Step 2. the limit $\ell$ must be zero because otherwise $f$ would not belong to $L^1$, and this is an easy task.

Answer 3

Suppose $g(x) = x$ and $I_n = [2^n - 3^{-n}, 2^n]$. Let $I = \cup_{n=1}^{\infty} I_n$ and $f(x) = g(x)\chi_{I}(x)$.

Note that $I_n$ has length $3^{-n}$, and on this interval, $g$ is bounded above by $2^n$. Therefore, $$\int_{I_n} g(x) dx \leq \left(\frac{2}{3}\right)^n$$ and so $$\int_{\mathbb{R}} f(x) = \sum_{n=1}^{\infty} \int_{I_n} g(x) dx \leq \sum_{n=1}^{\infty}\left(\frac{2}{3}\right)^n = 2$$ so $f \in L^1$.

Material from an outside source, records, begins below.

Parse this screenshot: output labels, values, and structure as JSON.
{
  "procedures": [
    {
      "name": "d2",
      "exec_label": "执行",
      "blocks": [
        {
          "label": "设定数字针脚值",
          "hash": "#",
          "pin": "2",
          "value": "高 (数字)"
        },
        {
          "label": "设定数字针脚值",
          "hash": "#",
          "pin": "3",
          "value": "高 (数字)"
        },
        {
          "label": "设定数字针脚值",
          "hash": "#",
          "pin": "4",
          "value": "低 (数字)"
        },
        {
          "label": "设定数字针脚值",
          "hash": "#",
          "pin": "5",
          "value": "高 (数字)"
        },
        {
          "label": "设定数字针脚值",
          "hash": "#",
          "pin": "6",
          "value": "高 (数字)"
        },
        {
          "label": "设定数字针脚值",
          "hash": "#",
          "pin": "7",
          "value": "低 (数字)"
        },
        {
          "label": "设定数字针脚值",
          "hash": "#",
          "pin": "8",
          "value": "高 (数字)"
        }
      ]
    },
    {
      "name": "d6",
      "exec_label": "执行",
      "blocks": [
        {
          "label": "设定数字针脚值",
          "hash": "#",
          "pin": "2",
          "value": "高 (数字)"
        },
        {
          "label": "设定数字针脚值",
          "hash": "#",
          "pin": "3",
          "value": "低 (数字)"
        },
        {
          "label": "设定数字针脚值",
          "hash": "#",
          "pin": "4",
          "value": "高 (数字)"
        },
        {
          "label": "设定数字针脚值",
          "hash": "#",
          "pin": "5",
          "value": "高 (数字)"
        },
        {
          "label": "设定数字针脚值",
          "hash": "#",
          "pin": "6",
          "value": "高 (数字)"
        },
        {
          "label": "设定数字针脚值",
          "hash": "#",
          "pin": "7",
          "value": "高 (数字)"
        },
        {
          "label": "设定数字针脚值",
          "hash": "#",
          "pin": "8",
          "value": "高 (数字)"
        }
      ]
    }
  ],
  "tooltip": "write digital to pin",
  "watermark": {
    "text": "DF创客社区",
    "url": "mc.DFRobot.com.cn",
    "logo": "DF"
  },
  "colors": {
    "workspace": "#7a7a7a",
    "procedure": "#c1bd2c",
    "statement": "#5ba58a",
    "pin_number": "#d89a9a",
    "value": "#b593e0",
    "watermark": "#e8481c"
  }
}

Also, $g'(x) = 1$ everywhere, so $$\int_{I_n}g'(x) dx = \left(\frac{1}{3}\right)^n$$ and so $$\int_{\mathbb{R}} f'(x) = \sum_{n=1}^{\infty} \int_{I_n} g'(x) dx =\sum_{n=1}^{\infty}\left(\frac{1}{3}\right)^n = \frac{1}{2}$$ so $f' \in L^1$.

And, of course, $\lim_{x \rightarrow \infty} f(x)$ does not exist.

We have used the fact that $f$ is differentiable almost everywhere, and the set of zero measure on which it is not differentiable (the endpoints of the $I_n$ intervals) has no effect on $\int f'$.

As the comment by Robert Israel notes (and as Omran Kouba proves), if we require that $f$ is differentiable everywhere and not merely almost everywhere, then no counterexample exists.